The human and intellectual qualities of a prominent scientist are not completely revealed in an impressive curriculum vitae (CV) as his is. The CV serves as the formal documentation of his scientific accomplishments but this record does not reveal the human being behind the professional endeavors. When Li entered a room full of his colleagues, there was an immediate response of respect, admiration and friendship. These feelings spring not from his scientific eminence, but because he treated everyone he met with the same friendly respect. The budding mycologist would have Li’s full attention in a social or scientific setting just as well as a long time professional associate.

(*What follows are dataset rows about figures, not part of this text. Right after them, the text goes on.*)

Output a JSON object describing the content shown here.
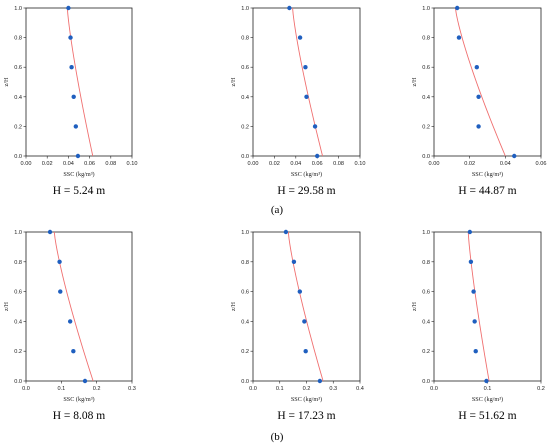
{
  "figure": {
    "row_labels": [
      "(a)",
      "(b)"
    ]
  },
  "style": {
    "point_color": "#1f5fbf",
    "fit_color": "#f07070",
    "axis_color": "#222222"
  },
  "chart_data": [
    {
      "type": "scatter",
      "caption": "H = 5.24 m",
      "xlabel": "SSC (kg/m³)",
      "ylabel": "z/H",
      "xlim": [
        0,
        0.1
      ],
      "ylim": [
        0,
        1.0
      ],
      "xticks": [
        "0.00",
        "0.02",
        "0.04",
        "0.06",
        "0.08",
        "0.10"
      ],
      "yticks": [
        "0.0",
        "0.2",
        "0.4",
        "0.6",
        "0.8",
        "1.0"
      ],
      "points": [
        [
          0.04,
          1.0
        ],
        [
          0.042,
          0.8
        ],
        [
          0.043,
          0.6
        ],
        [
          0.045,
          0.4
        ],
        [
          0.047,
          0.2
        ],
        [
          0.049,
          0.0
        ]
      ],
      "fit": [
        [
          0.039,
          1.0
        ],
        [
          0.063,
          0.0
        ]
      ]
    },
    {
      "type": "scatter",
      "caption": "H = 29.58 m",
      "xlabel": "SSC (kg/m³)",
      "ylabel": "z/H",
      "xlim": [
        0,
        0.1
      ],
      "ylim": [
        0,
        1.0
      ],
      "xticks": [
        "0.00",
        "0.02",
        "0.04",
        "0.06",
        "0.08",
        "0.10"
      ],
      "yticks": [
        "0.0",
        "0.2",
        "0.4",
        "0.6",
        "0.8",
        "1.0"
      ],
      "points": [
        [
          0.034,
          1.0
        ],
        [
          0.044,
          0.8
        ],
        [
          0.049,
          0.6
        ],
        [
          0.05,
          0.4
        ],
        [
          0.058,
          0.2
        ],
        [
          0.06,
          0.0
        ]
      ],
      "fit": [
        [
          0.037,
          1.0
        ],
        [
          0.065,
          0.0
        ]
      ]
    },
    {
      "type": "scatter",
      "caption": "H = 44.87 m",
      "xlabel": "SSC (kg/m³)",
      "ylabel": "z/H",
      "xlim": [
        0,
        0.06
      ],
      "ylim": [
        0,
        1.0
      ],
      "xticks": [
        "0.00",
        "0.02",
        "0.04",
        "0.06"
      ],
      "yticks": [
        "0.0",
        "0.2",
        "0.4",
        "0.6",
        "0.8",
        "1.0"
      ],
      "points": [
        [
          0.013,
          1.0
        ],
        [
          0.014,
          0.8
        ],
        [
          0.024,
          0.6
        ],
        [
          0.025,
          0.4
        ],
        [
          0.025,
          0.2
        ],
        [
          0.045,
          0.0
        ]
      ],
      "fit": [
        [
          0.012,
          1.0
        ],
        [
          0.04,
          0.0
        ]
      ]
    },
    {
      "type": "scatter",
      "caption": "H = 8.08 m",
      "xlabel": "SSC (kg/m³)",
      "ylabel": "z/H",
      "xlim": [
        0,
        0.3
      ],
      "ylim": [
        0,
        1.0
      ],
      "xticks": [
        "0.0",
        "0.1",
        "0.2",
        "0.3"
      ],
      "yticks": [
        "0.0",
        "0.2",
        "0.4",
        "0.6",
        "0.8",
        "1.0"
      ],
      "points": [
        [
          0.068,
          1.0
        ],
        [
          0.095,
          0.8
        ],
        [
          0.097,
          0.6
        ],
        [
          0.125,
          0.4
        ],
        [
          0.134,
          0.2
        ],
        [
          0.167,
          0.0
        ]
      ],
      "fit": [
        [
          0.08,
          1.0
        ],
        [
          0.19,
          0.0
        ]
      ]
    },
    {
      "type": "scatter",
      "caption": "H = 17.23 m",
      "xlabel": "SSC (kg/m³)",
      "ylabel": "z/H",
      "xlim": [
        0,
        0.4
      ],
      "ylim": [
        0,
        1.0
      ],
      "xticks": [
        "0.0",
        "0.1",
        "0.2",
        "0.3",
        "0.4"
      ],
      "yticks": [
        "0.0",
        "0.2",
        "0.4",
        "0.6",
        "0.8",
        "1.0"
      ],
      "points": [
        [
          0.123,
          1.0
        ],
        [
          0.153,
          0.8
        ],
        [
          0.175,
          0.6
        ],
        [
          0.192,
          0.4
        ],
        [
          0.197,
          0.2
        ],
        [
          0.25,
          0.0
        ]
      ],
      "fit": [
        [
          0.132,
          1.0
        ],
        [
          0.262,
          0.0
        ]
      ]
    },
    {
      "type": "scatter",
      "caption": "H = 51.62 m",
      "xlabel": "SSC (kg/m³)",
      "ylabel": "z/H",
      "xlim": [
        0,
        0.2
      ],
      "ylim": [
        0,
        1.0
      ],
      "xticks": [
        "0.0",
        "0.1",
        "0.2"
      ],
      "yticks": [
        "0.0",
        "0.2",
        "0.4",
        "0.6",
        "0.8",
        "1.0"
      ],
      "points": [
        [
          0.067,
          1.0
        ],
        [
          0.069,
          0.8
        ],
        [
          0.074,
          0.6
        ],
        [
          0.076,
          0.4
        ],
        [
          0.078,
          0.2
        ],
        [
          0.098,
          0.0
        ]
      ],
      "fit": [
        [
          0.064,
          1.0
        ],
        [
          0.103,
          0.0
        ]
      ]
    }
  ]
}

Dr. Ajello was from the “old school”. He was an authority figure not by decree but by reputation. His love of teaching, in a lecture or in the laboratory was genuine. His love of research was for the sake of learning and his love of service was to see his profession, medical mycology, progress to new levels of knowledge. Each new stage was a step, which would benefit mankind. He was a true professional. Strong life bonds were formed between Li and his worldwide array of students and colleagues; all recognized him as a mentor, generous with his time for anybody.
Dr. Ajello’s scientific background and numerous contributions to medical mycology were truly outstanding. Born in New York City and raised in New Jersey, he developed into a medical mycologist under the tutelage of Rhoda Benham. Following a short career during World War II with a series of studies of tinea pedis for the armed forces, he returned to Columbia University and received his Ph. D. in 1947. He then joined the nascent Communicable Disease Center (CDC) and formed the mycology diagnostic, reference and research unit. He remained in this position for 43 years. As the head of a team of dedicated mycologists, he was a driving force in changing the field of medical mycology from an obscure niche of dermatology to a field of study that changed medical and public health practices throughout the world. He was a member of numerous local, national and international professional organizations and served as an officer in most of those. He received numerous prestigious awards and honorary memberships in national mycology societies of many countries The Rhoda Benham Award of the Medical Mycological society of the Americas was given to him in 1976. He was highly decorated by his government for his outstanding work at the CDC and contributions to the public health in the United States.. In the accounting of professional organizations he exceeded in academic and research productivity with about 400 scientific publications including papers, chapters, books and editorials.
Dr. Ajello, one of the founders of the International Society of Human and Animal Mycology (ISHAM), was President from 1971 to 1975. One of Li’s great aptitudes was his editorial ability which he generously shared. He would painstakingly correct spelling, science, grammar or English for non-English speaking authors. His editorial review would bring clarity, readability, flow and accuracy to the papers he reviewed. He was an Editor of the ISHAM journal Medical Mycology for several years. Even to his last days (88 years) he was reviewing papers for Mycopathologia, Medical Mycology and other professional journals.
Dr. Ajello’s contribution to the field of medical mycology can only be described in superlatives. He and his contemporary colleagues represented an era of enviable professionalism and accomplishment. Li was a leader, a mentor, a gentleman and to those of us blessed with knowing him, he was a dear friend.